← Back to context

Comment by NichoPaolucci

11 hours ago

If a model can take a series of increasingly complex instructions and satisfy the requirements without human intervention, we can pretty easily decide how well overall the model does. And, judging better models just means adding more requirements to a task. So, I think it's a useful method (Even if it's not a realistic use case).

Of course, with a software engineer at the helm - the models are going to be able to be guided to produce much better output. (Or worse, depending on the engineer!)

You seem to be missing the point of what parent is saying :)

To really evaluate how a model is to use in real life, it should have access to tools, and be able to iterate on something, like they do when you use them in an agent harness.

None of that iteration need necessarily to have a human driving it (although if you're building something you want to be able to maintain, you probably need a human driving the design and architecture), you can just let the model do a couple of tries and give it input into how it's doing, and you get something closer to how people use these models in reality.

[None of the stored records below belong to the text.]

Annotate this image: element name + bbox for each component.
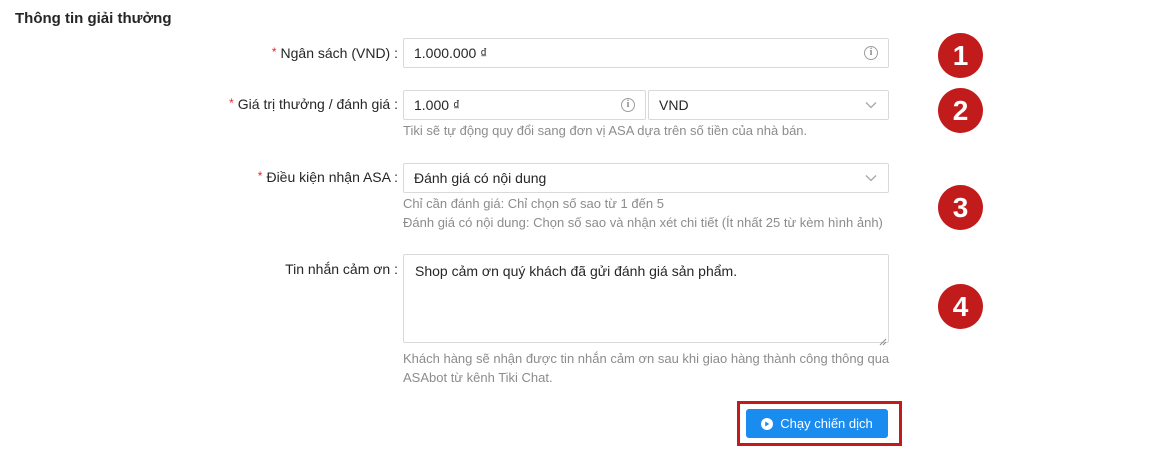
condition-value: Đánh giá có nội dung <box>414 170 547 186</box>
thank-message-textarea[interactable]: Shop cảm ơn quý khách đã gửi đánh giá sả… <box>403 254 889 346</box>
budget-label-text: Ngân sách (VND) : <box>280 45 398 61</box>
chevron-down-icon <box>864 171 878 185</box>
chevron-down-icon <box>864 98 878 112</box>
budget-input[interactable]: 1.000.000 ₫ i <box>403 38 889 68</box>
condition-help-1: Chỉ cần đánh giá: Chỉ chọn số sao từ 1 đ… <box>403 196 664 211</box>
condition-help-2: Đánh giá có nội dung: Chọn số sao và nhậ… <box>403 215 883 230</box>
currency-select[interactable]: VND <box>648 90 889 120</box>
info-icon[interactable]: i <box>621 98 635 112</box>
reward-value-help: Tiki sẽ tự động quy đổi sang đơn vị ASA … <box>403 123 808 138</box>
marker-4: 4 <box>938 284 983 329</box>
reward-value-input[interactable]: 1.000 ₫ i <box>403 90 646 120</box>
resize-handle-icon[interactable] <box>879 333 887 346</box>
condition-label: * Điều kiện nhận ASA : <box>258 169 398 185</box>
required-mark: * <box>229 96 234 110</box>
thank-message-value: Shop cảm ơn quý khách đã gửi đánh giá sả… <box>415 263 738 279</box>
marker-1: 1 <box>938 33 983 78</box>
thank-message-label: Tin nhắn cảm ơn : <box>285 261 398 277</box>
run-campaign-button[interactable]: Chạy chiến dịch <box>746 409 888 438</box>
thank-message-help-2: ASAbot từ kênh Tiki Chat. <box>403 370 553 385</box>
condition-label-text: Điều kiện nhận ASA : <box>266 169 398 185</box>
budget-label: * Ngân sách (VND) : <box>272 45 398 61</box>
play-circle-icon <box>761 417 774 430</box>
condition-select[interactable]: Đánh giá có nội dung <box>403 163 889 193</box>
reward-value-label: * Giá trị thưởng / đánh giá : <box>229 96 398 112</box>
budget-value: 1.000.000 ₫ <box>414 45 488 61</box>
reward-value: 1.000 ₫ <box>414 97 461 113</box>
required-mark: * <box>271 45 277 59</box>
reward-value-label-text: Giá trị thưởng / đánh giá : <box>237 96 398 112</box>
thank-message-help-1: Khách hàng sẽ nhận được tin nhắn cảm ơn … <box>403 351 890 366</box>
required-mark: * <box>257 169 263 183</box>
run-campaign-label: Chạy chiến dịch <box>780 416 873 431</box>
currency-value: VND <box>659 97 689 113</box>
info-icon[interactable]: i <box>864 46 878 60</box>
marker-3: 3 <box>938 185 983 230</box>
marker-2: 2 <box>938 88 983 133</box>
section-title: Thông tin giải thưởng <box>15 10 172 27</box>
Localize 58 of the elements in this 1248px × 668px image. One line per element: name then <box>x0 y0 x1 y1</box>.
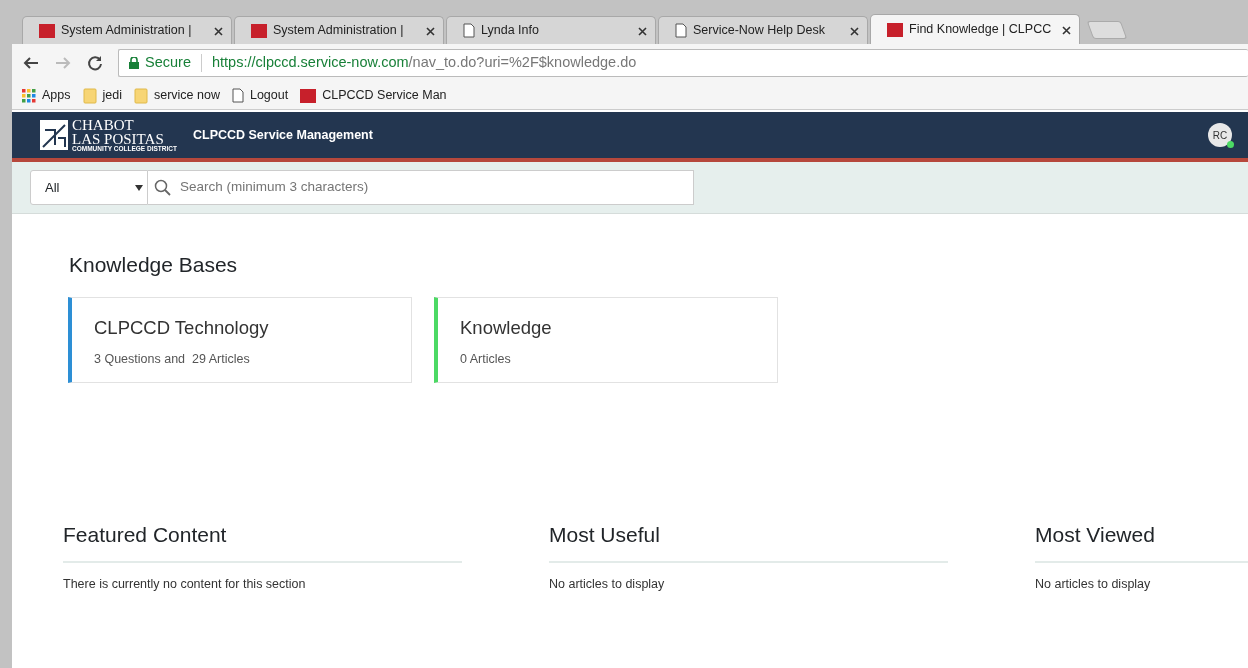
close-icon <box>214 27 223 37</box>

> If a model can take a series of increasingly complex instructions and satisfy the requirements without human intervention (...)

This is the wrong metric to target. Today's models can feel one-shot but they are so at the expense of resilient ReAct loops that brute force their way out of the mess initial prompts created.

And each iteration is expensive.

Sometimes failing fast and early is better than going for one-shot models that try to mitigate the mess they created with reasoning steps and ReAct loops.